The Company and Queenston jointly acquired this property, termed the "South Claims", and formed a joint venture to further explore this trend, which resulted in the SMC gold zones being extended onto this joint venture ground.

More recently, the trend was further extended by underground drilling from the Macassa Mine onto the north portion of Queenstons Amalgamated Kirkland Property.

(See the Companys and Queenstons press releases dated August 24, 2010 and February 28, 2012).
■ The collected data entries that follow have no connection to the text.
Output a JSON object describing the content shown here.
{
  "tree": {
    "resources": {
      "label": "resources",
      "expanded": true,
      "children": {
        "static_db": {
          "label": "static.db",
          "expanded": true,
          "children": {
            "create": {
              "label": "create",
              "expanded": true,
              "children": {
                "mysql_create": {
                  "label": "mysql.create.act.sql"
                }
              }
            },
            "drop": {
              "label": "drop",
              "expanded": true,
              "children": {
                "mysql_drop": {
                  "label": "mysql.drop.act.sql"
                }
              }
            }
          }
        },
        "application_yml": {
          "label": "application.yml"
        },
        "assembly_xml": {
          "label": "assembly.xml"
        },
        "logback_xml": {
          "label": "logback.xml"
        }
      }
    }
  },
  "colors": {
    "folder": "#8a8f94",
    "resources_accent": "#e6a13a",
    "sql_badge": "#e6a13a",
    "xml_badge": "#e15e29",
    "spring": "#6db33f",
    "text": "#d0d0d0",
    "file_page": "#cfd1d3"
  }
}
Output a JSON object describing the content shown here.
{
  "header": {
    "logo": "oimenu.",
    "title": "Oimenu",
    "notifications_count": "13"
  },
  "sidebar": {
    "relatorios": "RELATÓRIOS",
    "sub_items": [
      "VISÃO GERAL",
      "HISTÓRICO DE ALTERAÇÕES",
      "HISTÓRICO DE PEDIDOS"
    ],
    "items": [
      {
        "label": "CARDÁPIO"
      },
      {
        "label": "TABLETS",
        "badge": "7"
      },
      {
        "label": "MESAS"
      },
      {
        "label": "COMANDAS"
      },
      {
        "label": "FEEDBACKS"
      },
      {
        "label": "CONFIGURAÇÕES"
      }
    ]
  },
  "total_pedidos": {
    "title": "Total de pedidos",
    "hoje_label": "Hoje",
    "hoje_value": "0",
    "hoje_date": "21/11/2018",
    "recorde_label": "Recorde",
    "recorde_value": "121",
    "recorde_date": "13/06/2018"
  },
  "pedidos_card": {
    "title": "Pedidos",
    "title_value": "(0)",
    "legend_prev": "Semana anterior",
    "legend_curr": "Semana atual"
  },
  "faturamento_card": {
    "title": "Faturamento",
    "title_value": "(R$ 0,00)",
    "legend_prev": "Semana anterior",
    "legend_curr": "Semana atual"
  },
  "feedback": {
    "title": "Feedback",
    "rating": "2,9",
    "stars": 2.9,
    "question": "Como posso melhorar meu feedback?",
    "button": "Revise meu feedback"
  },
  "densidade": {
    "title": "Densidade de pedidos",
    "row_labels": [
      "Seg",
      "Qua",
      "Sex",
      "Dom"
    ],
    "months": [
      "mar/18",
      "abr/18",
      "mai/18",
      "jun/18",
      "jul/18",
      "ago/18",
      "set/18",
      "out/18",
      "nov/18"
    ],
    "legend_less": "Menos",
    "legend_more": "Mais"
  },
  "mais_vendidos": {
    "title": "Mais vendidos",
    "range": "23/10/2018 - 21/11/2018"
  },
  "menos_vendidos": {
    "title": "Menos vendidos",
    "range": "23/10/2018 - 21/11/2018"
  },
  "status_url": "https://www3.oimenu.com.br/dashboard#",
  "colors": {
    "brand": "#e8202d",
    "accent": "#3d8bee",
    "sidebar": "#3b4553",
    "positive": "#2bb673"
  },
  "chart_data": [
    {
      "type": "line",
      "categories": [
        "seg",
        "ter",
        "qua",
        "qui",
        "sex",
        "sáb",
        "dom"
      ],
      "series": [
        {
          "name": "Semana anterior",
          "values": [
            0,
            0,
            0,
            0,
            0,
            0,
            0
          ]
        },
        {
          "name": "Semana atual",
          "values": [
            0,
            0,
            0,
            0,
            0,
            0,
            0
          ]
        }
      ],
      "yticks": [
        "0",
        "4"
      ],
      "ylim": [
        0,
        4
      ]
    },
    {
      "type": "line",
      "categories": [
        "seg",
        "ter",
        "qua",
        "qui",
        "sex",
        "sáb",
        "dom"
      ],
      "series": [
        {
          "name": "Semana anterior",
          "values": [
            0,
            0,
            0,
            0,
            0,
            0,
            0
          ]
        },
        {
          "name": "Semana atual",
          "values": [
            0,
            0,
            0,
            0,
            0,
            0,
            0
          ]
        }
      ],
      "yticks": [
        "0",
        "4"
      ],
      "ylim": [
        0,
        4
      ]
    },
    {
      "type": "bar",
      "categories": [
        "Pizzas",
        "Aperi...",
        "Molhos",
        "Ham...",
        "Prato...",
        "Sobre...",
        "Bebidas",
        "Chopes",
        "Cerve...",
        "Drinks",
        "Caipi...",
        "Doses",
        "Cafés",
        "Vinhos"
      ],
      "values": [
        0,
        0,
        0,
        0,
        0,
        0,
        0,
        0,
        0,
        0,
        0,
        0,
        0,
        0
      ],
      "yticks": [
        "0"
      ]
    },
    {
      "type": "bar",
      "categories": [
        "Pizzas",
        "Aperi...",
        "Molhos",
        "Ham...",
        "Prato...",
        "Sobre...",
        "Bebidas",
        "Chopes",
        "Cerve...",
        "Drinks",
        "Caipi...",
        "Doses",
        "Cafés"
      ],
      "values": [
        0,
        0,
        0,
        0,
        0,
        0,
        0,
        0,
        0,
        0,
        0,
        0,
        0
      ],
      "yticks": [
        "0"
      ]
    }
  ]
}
Other smaller properties were also acquired by the Company and Queenston on a joint venture basis.
The properties being purchased consist of the South, HM and East Claims and the North Amalgamated Kirkland and the Kirkland Hudson Properties, all of which are adjacent to the Companys land position.

The acquisition also includes the Kirkland Lake West and the Gracie West Properties to the west, as shown on the attached map (see Figure #1) which are thought to contain the west extension of the Main Break.

On completion of the purchase, the Company will have increased its 100% land ownership to 10 kilometres of strike length in the camp.


Based on drilling through December 2010, the following resources have been estimated on the South Claims.
Table of Mineral Resources on the South Claims JV Property Mineral Resource Category As at January 1, 2011 Tons (Tonnes) Grade (Au oz/ton) (gms/tonne) Ounces
Indicated 101,000 (92,000) 1.41 (48.3) 143,000 Inferred 113,000 (103,000) 1.35 (46.3) 153,000
These resource estimates were also included as part of a broader report prepared for the Company by Glenn R.

Clark, P.Eng., dated April 4, 2011 entitled Review of Resources and Reserves of Macassa Mine, Kirkland Lake, Ontario at January 1, 2011.

This report is available on SEDAR ( www.sedar.com ).
About the Company
The Company purchased the Macassa Mine and the 1,450 ton per day mill along with four former producing gold properties - Kirkland Lake, Teck-Hughes, Lake Shore and Wright Hargreaves - in December 2001.

These properties, which have historically produced approximately 22 million ounces of gold, extend over seven kilometres between the Macassa Mine to the west and Wright Hargreaves to the east and, for the first time, are being developed and explored under one owner.

This camp is located in the Southern Abitibi Greenstone Belt of Kirkland Lake, Ontario, Canada.